Agarose Gel Extraction Kit

For general laboratory use.

Shipping: shipped at ambient temperature

Storage Conditions: store at ambient temperature

Shelf Life: 12 months

Description:
Agarose Gel Extraction Kit is designed for high-yield recovery of DNA from agarose gel with simultaneous removal of primer-dimers, primers, nucleotides, proteins, salt, agarose, ethidium bromide, and other impurities. The preparation is based on a silica-membrane technology for binding DNA in high-salt and elution in low-salt buffer. The kit provides a simple and efficient way to purify DNA in a size range between 100 bp and 10 kb. It requires no organic extractions or precipitation and guarantees high and stable recovery rates.

Content:
Extraction Buffer
Activation Buffer
Washing Buffer (before use, add 96-99 % Ethanol as indicated on the bottle)
Elution Buffer
Spin Columns
2 ml Collection Tubes

To be provided by you:
96-99 % Ethanol
Isopropanol
1.5 ml microtubes

Preparation procedure:
The agarose gel is dissolved in the chaotropic Extraction Buffer followed by a simple binding, washing, and eluting procedure. Before start, add 96-99 % Ethanol to the Washing Buffer as indicated on the bottle.

 

 

The additional use of Isopropanol enhances yield and is recommended for fragments smaller than 200 bp or larger than 5 kbp. The optional secondary washing step minimizes the salt content of the purification product but may significantly reduce the yield of DNA fragments <200 bp.
1 Excision of the Gel:

• Cut the area of gel containing the DNA fragment.
• Transfer the excised gel to a clean 1.5 ml microtube.

2 Sample Preparation:

• Add 3 volumes of Extraction Buffer to 1 volume of the sliced gel. For example, add 300 μl Extraction Buffer to each 100 mg (approx. 100 μl) gel. For gels containing >2.5 % agarose, add 6 volumes of Extraction Buffer per gel volume.
• Incubate at 60 °C for 10 min with occasional mixing to ensure gel dissolution.
• Add 1 volume Isopropanol per gel volume to the dissolved gel and mix well.
• For purification of DNA fragment sizes smaller than 200 bp or larger than 5 kbp increase the amount of Isopropanol to 2 volumes.

3 Column Activation:

• Place a Spin Column into a 2 ml collection tube.
• Add 100 μl of Activation Buffer into the Spin Column.
• Centrifuge at 10,000 g for 30 sec in a micro-centrifuge.

4 Column Loading:

• Apply the sample mixture from step 2 into the activated Spin Column.
• Centrifuge at 10,000 g for 30 sec in a micro-centrifuge.
• Discard the flow-through.

5 Column Washing:

• Place the DNA loaded Spin Colum into the used 2 ml tube.
• Apply 700 μl of Washing Buffer to the Spin Column.
• Centrifuge at 10,000 g for 30 sec and discard the flow-through.

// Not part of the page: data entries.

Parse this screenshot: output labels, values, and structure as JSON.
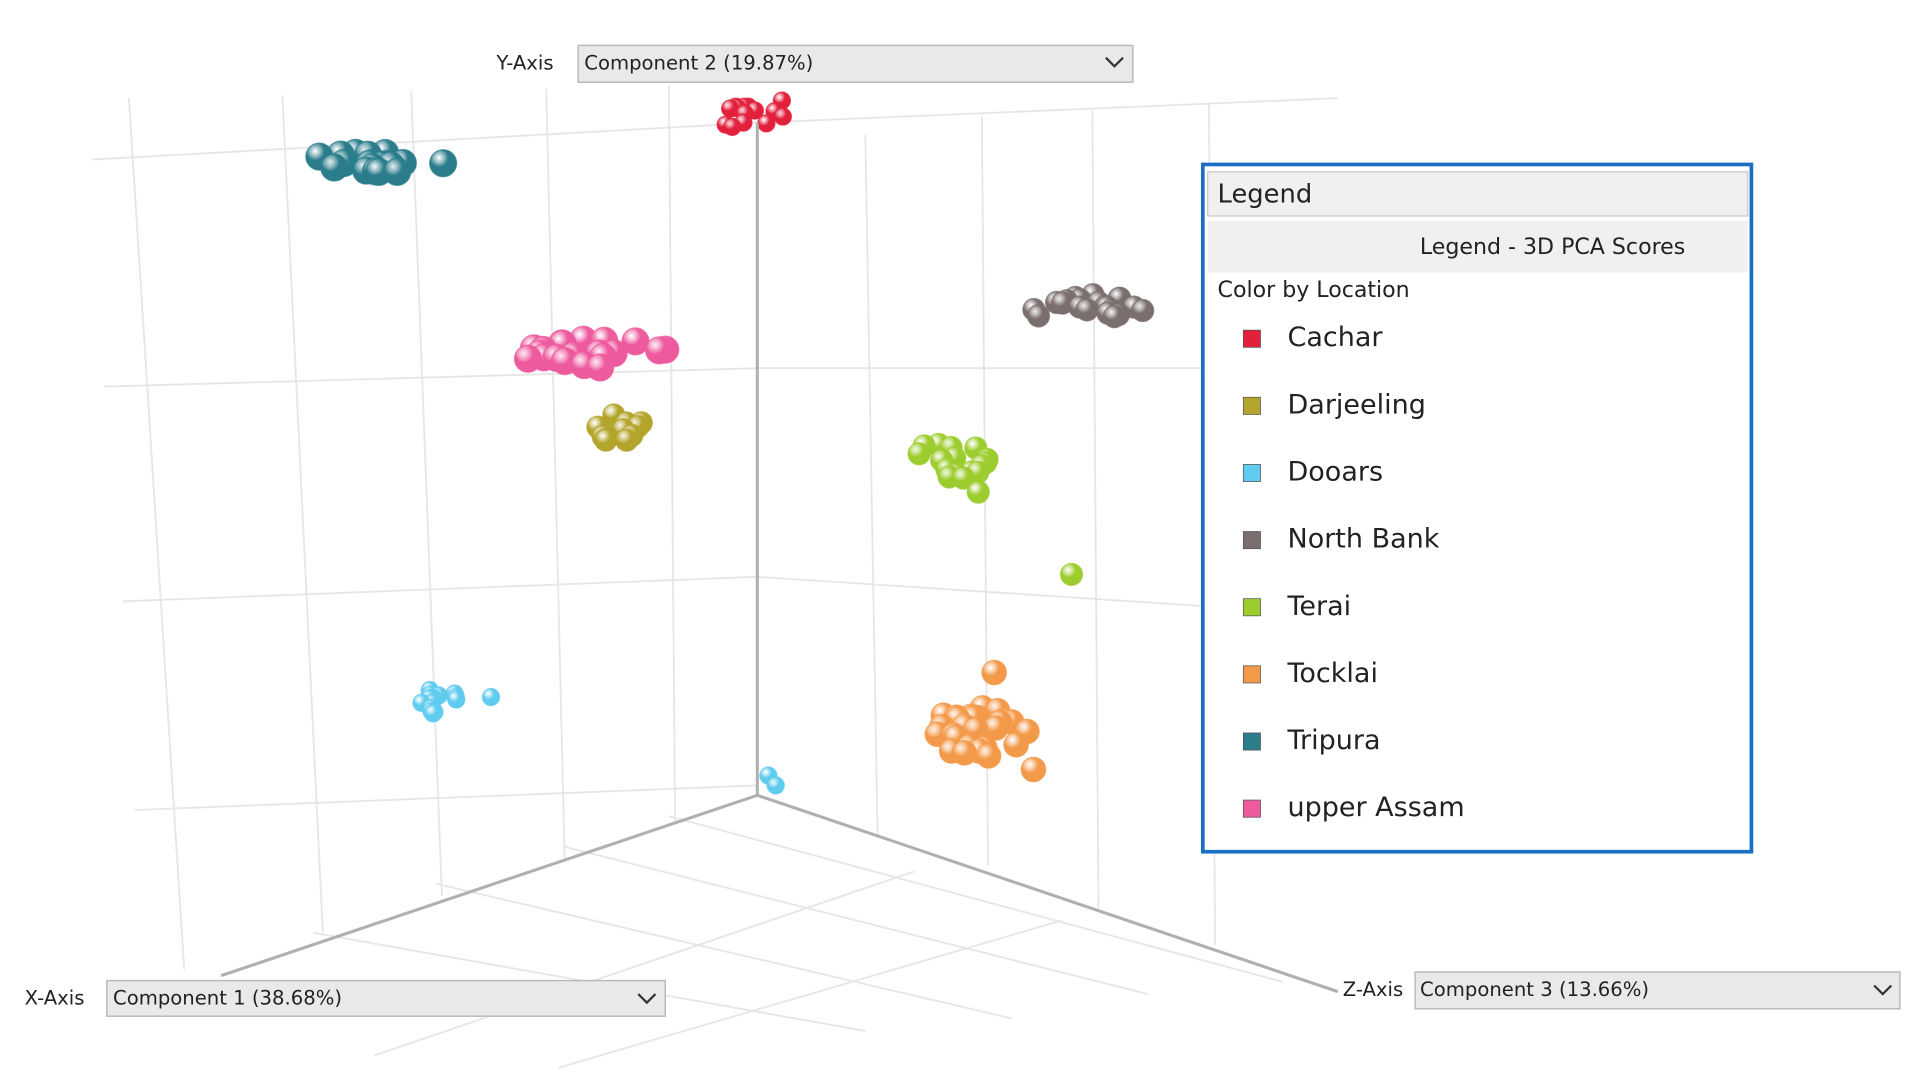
{
  "y_axis": {
    "label": "Y-Axis",
    "selection": "Component 2 (19.87%)"
  },
  "x_axis": {
    "label": "X-Axis",
    "selection": "Component 1 (38.68%)"
  },
  "z_axis": {
    "label": "Z-Axis",
    "selection": "Component 3 (13.66%)"
  },
  "legend": {
    "title": "Legend",
    "subtitle": "Legend - 3D PCA Scores",
    "group_label": "Color by Location",
    "items": [
      {
        "name": "Cachar",
        "color": "#e3203c"
      },
      {
        "name": "Darjeeling",
        "color": "#b3a52c"
      },
      {
        "name": "Dooars",
        "color": "#5fcbee"
      },
      {
        "name": "North Bank",
        "color": "#7a6e6e"
      },
      {
        "name": "Terai",
        "color": "#9dcc2e"
      },
      {
        "name": "Tocklai",
        "color": "#f39a4a"
      },
      {
        "name": "Tripura",
        "color": "#2b7d8c"
      },
      {
        "name": "upper Assam",
        "color": "#ee5a9e"
      }
    ]
  }
}
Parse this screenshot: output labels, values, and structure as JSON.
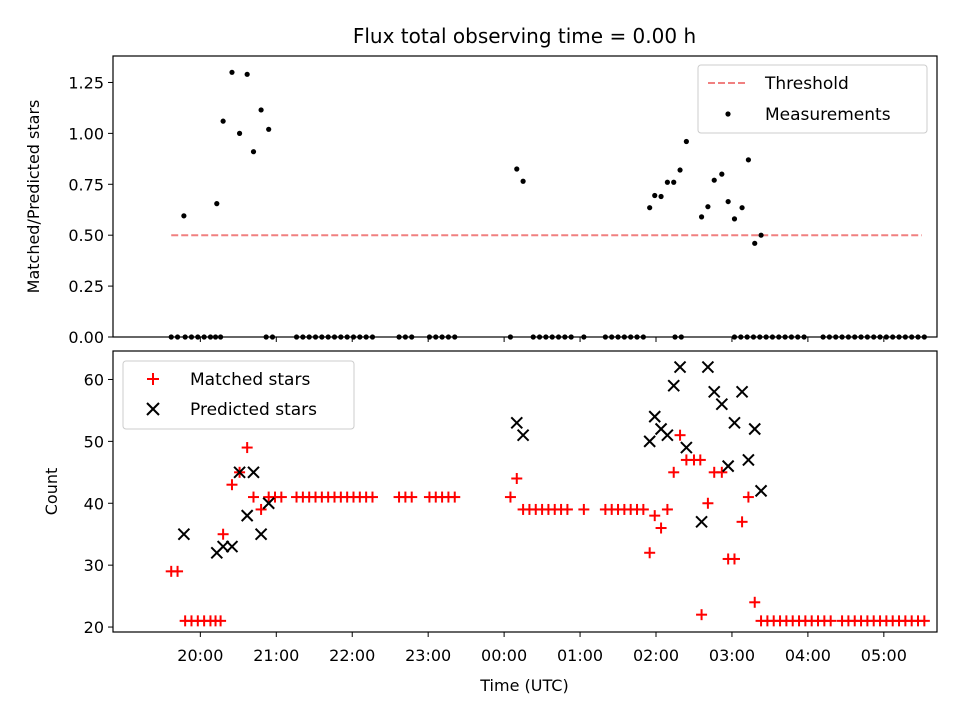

Optional Secondary Washing: Recommended only for DNA >200 bp and if highly purified DNA for DNA sequencing, transfection etc. is required.

• Add 700 μl of Washing Buffer to the Spin Column.
• Centrifuge at 10,000 g for 30 sec and discard the flow-through.
• Centrifuge again for 2 min to remove residual Washing Buffer.

6 Elution:

• Place the Spin Column into a clean 1.5 ml microtube (not provided in the kit).
• Add 30-50 μl Elution Buffer or dd-water to the center of the column membrane.
• Incubate for 1 min at room temperature.
• Centrifuge at 10,000 g for 1 min to elute DNA.